It's a great first step, but I struggle to see who this would be used by. So far Bluesky seems to be the only decentralized platform that's broken into the mainstream, and it'll only be more difficult for the video market.
I know there are competing and cheaper services, but it still seems to be a big burden to get into. I've been trying to use Rumble a bit more, as well as appreciate the entry of Pepperbox, Floatplane and others.
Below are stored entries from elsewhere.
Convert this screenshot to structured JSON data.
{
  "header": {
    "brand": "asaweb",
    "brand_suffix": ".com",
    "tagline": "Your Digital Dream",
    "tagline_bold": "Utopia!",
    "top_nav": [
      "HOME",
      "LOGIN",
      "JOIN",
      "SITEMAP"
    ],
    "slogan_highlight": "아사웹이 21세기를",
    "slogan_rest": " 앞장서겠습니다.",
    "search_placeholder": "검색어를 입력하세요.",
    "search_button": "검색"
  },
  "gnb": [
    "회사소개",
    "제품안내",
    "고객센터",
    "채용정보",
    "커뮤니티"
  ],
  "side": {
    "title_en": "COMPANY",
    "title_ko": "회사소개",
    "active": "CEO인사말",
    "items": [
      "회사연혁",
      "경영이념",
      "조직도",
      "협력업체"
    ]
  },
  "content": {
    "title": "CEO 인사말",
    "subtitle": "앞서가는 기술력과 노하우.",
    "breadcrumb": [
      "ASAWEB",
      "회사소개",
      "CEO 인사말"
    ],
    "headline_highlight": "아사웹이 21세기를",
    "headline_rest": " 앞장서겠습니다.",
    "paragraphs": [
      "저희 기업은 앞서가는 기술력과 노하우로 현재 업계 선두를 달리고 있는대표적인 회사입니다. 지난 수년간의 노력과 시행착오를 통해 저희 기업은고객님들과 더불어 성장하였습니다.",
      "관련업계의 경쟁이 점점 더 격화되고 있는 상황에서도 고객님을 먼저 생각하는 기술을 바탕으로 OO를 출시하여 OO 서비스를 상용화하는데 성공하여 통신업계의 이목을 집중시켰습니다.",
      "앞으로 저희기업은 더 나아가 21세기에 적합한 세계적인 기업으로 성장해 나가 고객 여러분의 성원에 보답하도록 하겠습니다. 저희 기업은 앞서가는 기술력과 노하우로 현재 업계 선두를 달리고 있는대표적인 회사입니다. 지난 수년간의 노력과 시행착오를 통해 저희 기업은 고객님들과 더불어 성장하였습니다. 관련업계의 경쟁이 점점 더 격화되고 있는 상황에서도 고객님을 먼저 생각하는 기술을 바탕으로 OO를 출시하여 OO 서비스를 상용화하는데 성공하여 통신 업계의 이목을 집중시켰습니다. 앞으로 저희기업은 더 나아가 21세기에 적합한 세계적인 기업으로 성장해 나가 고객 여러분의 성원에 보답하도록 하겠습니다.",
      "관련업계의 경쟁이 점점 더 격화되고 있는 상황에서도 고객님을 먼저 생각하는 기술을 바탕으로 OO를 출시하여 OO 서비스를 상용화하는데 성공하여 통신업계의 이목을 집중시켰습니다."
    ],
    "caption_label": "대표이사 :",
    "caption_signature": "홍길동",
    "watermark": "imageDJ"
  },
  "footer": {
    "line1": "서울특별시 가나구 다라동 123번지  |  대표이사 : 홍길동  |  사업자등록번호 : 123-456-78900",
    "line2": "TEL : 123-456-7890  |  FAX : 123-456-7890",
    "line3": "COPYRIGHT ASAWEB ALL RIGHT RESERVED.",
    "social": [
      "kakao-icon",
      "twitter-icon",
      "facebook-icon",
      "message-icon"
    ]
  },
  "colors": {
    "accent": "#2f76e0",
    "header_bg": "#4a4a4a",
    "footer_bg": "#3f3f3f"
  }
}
It's still a bit of a mess and none of them match the 10' experience of YouTube on Android TV, but it's getting better.
If you're not streaming live I believe you can serve video content out of R2 instead, which still somehow only charges for storage but offers completely free outbound bandwidth (egress).
My intuition is that there are less formats to worry about today, and serving video from static hosting that supports HTTP range headers may be enough for most devices to work.
What are the remaining hard problems? Maybe mechanisms to negotiate lower resolution for slower connections?
UPDATE: Looks like this offers some answers to my questions: https://help.micro.blog/t/micro-blog-studio/4081
The hardest bit appears to be HLS - HTTP Live Streaming - the thing where a video gets divided up into lots of little .ts segment files and served via a m3u8 playlist.
For most media, 1080p is fine enough. Add 720p and you have enough for 99% of the world.
kstrauser•1h ago
I had fun playing with SSGs for years. I’m having more fun just writing posts and letting them get broadcast to Mastodon on wherever else I’ve configured them at the same time. It wasn’t clear to me until I read Manton’s book, but its goal is to be a social media service that’s built completely on open web standards that everyone can participate with.